Conceitos essenciais
The authors propose a new framework, Geo-FNO, that can efficiently solve partial differential equations (PDEs) on arbitrary geometries by learning to deform the input domain into a uniform latent space where the fast Fourier transform can be applied.
Resumo
The authors present a new framework called Geo-FNO to solve partial differential equations (PDEs) on arbitrary geometries. The key idea is to learn a deformation that maps the irregular input domain to a uniform latent space, where the efficient Fourier neural operator (FNO) can be applied.
The content covers the following:
Problem settings: The authors consider parametric PDEs defined on various domains, with the domain shape parameterized in different ways (e.g., meshes, functions, design parameters).
Neural operators: The authors provide background on neural operators, which generalize standard deep neural networks to learn operator mappings between infinite-dimensional function spaces.
Geo-FNO architecture:
The authors propose two scenarios: (1) using a given coordinate map to deform the domain, and (2) learning the deformation as part of the end-to-end training.
The deformation maps the irregular physical domain to a uniform latent space, where the standard FNO can be applied efficiently using the fast Fourier transform.
The deformation can be fixed or learned using a neural network.
Numerical experiments:
The authors evaluate Geo-FNO on various PDE problems, including elasticity, plasticity, advection on a sphere, airfoil flows, and pipe flows.
Geo-FNO outperforms existing methods like interpolation-based approaches and mesh-free methods, achieving up to 105 times acceleration compared to traditional numerical solvers while maintaining high accuracy.
The authors demonstrate Geo-FNO's flexibility in handling irregular geometries and non-uniform meshes.
Overall, the Geo-FNO framework combines the computational efficiency of the fast Fourier transform with the flexibility of learned deformations, enabling efficient and accurate solutions of PDEs on arbitrary geometries.
Estatísticas
Geo-FNO is up to 105 times faster than traditional numerical solvers on the airfoil problem.
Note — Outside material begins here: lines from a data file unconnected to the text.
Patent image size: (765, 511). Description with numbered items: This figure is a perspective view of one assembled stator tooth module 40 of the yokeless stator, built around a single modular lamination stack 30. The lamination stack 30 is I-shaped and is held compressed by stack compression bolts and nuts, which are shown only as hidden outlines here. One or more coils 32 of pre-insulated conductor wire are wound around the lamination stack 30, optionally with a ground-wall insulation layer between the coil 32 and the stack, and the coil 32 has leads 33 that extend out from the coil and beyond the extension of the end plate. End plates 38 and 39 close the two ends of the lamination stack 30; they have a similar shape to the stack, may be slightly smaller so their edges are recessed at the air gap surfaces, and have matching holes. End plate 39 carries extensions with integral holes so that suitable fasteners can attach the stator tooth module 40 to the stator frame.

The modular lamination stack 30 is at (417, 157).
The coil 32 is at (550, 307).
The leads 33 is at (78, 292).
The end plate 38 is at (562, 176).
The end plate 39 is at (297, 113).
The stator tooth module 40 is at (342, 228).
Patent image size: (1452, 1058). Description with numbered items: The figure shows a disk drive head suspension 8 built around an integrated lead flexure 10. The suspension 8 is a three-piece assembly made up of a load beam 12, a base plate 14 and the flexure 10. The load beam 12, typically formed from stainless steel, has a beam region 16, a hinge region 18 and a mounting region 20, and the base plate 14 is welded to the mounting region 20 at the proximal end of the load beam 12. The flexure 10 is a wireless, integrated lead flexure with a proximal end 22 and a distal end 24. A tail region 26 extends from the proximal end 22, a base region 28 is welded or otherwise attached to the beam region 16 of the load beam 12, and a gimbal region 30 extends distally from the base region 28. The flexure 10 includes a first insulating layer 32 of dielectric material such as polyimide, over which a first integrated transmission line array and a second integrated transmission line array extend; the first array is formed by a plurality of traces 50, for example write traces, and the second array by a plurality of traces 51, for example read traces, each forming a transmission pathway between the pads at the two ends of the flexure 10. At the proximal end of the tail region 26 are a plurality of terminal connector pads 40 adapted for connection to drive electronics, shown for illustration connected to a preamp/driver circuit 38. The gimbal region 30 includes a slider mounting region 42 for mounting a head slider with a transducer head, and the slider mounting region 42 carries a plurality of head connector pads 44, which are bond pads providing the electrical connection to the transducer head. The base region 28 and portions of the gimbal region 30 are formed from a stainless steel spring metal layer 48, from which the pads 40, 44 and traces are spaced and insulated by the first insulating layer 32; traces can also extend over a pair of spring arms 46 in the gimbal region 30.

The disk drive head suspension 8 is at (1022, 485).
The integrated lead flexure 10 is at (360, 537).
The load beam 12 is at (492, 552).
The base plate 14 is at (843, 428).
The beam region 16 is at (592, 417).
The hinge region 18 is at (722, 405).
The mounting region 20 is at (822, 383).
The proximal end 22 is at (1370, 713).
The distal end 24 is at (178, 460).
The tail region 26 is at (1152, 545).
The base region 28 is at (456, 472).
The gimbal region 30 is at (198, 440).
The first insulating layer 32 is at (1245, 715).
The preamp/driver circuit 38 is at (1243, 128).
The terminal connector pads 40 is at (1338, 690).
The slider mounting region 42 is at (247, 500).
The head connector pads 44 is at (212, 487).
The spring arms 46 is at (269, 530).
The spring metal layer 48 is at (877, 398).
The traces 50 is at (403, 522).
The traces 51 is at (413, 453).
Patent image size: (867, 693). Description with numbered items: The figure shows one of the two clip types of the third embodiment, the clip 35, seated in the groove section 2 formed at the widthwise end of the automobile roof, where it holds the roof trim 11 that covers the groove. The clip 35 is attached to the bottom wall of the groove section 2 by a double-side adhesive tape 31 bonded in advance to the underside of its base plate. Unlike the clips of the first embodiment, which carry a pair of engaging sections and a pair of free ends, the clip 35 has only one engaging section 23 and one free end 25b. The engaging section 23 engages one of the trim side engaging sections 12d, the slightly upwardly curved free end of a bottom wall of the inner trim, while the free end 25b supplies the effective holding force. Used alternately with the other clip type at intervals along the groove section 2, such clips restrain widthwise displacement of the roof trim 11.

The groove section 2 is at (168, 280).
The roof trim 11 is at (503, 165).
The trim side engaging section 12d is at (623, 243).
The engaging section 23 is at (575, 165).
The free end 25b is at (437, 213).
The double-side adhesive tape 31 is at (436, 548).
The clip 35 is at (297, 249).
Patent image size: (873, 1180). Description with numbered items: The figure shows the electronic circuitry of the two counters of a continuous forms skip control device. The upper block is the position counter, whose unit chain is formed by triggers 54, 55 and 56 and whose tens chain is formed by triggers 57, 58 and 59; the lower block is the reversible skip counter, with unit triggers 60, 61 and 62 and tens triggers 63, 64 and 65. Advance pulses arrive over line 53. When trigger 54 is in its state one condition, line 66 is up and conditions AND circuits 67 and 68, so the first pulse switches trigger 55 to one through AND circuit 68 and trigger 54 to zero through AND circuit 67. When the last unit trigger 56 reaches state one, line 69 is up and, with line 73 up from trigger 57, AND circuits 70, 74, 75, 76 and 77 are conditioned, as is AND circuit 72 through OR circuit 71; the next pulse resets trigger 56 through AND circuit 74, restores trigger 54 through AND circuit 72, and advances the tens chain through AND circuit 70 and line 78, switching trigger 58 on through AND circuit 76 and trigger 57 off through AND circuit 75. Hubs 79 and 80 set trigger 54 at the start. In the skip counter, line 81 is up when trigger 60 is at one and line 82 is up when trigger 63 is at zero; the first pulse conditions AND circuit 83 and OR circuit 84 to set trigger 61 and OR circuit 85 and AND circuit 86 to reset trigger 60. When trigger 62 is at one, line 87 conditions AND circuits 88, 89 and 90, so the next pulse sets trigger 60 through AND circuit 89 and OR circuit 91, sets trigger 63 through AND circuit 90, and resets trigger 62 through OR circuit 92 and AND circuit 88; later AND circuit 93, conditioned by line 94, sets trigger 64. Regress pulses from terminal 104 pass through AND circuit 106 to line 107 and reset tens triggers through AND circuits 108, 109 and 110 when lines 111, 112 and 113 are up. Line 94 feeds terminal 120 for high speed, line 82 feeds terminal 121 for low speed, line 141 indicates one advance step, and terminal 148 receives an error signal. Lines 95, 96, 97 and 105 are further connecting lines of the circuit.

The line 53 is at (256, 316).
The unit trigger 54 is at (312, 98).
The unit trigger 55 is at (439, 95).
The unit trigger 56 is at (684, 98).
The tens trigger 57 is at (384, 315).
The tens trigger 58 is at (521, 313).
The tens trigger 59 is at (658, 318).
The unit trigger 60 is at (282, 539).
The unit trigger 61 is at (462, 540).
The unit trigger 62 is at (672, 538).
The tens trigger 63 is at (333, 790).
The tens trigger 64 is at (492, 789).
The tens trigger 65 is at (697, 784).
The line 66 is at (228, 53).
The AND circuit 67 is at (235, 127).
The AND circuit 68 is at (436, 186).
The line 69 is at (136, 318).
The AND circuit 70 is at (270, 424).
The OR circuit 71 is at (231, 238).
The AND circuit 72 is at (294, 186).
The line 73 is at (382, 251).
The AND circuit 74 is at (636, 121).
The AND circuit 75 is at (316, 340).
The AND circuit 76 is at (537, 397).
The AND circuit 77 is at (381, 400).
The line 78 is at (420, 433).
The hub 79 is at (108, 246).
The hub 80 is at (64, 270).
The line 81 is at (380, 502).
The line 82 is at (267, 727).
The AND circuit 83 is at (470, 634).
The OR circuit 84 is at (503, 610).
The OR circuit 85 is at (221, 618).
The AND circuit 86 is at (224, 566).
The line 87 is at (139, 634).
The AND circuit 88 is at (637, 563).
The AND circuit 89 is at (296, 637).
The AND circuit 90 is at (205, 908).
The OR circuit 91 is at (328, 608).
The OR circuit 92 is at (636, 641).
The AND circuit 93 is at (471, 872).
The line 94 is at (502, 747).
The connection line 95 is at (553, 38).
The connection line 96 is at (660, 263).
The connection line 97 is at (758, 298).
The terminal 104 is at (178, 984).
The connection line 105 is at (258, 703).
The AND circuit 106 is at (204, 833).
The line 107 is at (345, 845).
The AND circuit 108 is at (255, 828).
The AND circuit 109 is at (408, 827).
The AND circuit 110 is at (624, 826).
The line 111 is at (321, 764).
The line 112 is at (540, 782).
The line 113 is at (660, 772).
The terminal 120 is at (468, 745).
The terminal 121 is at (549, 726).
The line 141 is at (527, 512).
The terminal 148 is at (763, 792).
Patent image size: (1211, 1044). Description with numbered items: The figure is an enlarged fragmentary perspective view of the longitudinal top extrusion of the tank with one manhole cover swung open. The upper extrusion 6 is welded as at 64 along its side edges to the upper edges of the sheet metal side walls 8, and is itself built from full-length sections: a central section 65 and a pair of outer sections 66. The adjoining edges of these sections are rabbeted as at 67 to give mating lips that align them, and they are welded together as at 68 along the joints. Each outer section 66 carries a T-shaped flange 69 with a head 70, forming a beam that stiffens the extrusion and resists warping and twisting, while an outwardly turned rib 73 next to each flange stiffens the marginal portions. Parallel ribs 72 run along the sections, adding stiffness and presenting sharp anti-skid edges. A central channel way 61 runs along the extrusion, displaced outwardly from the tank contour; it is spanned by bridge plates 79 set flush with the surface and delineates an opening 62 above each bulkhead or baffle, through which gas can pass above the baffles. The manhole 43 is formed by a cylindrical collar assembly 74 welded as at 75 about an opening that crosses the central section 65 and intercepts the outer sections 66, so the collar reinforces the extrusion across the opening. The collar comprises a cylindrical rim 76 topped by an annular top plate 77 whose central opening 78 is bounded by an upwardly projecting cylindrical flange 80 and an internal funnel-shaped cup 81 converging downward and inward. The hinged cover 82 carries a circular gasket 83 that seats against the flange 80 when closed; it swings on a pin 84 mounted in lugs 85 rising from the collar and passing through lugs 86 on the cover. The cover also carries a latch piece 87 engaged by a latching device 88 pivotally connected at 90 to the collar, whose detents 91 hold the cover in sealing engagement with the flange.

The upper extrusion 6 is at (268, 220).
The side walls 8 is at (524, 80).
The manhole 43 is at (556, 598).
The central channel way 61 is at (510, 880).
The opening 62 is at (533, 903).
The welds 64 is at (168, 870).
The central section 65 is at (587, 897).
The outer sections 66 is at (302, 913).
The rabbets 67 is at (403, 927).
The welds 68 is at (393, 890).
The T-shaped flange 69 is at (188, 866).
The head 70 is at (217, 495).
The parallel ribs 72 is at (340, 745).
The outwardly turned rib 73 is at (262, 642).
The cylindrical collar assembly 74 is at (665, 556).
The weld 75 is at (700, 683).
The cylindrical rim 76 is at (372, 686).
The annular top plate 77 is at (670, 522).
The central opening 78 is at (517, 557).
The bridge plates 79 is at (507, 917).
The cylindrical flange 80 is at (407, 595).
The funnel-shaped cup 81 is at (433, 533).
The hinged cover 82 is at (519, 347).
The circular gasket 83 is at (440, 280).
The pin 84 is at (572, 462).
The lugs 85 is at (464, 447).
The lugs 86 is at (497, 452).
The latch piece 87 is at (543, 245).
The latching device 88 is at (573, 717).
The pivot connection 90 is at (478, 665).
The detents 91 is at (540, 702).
Geo-FNO is twice more accurate compared to direct interpolation on existing ML-based PDE solvers such as the standard FNO.
Citações
"Geo-FNO combines both the computational efficiency of the FFT and the flexibility of learned deformations."
"Geo-FNO does not have the limitation of the traditional adaptive moving mesh method, where the system in the Fourier space is no longer equivalent to the original system."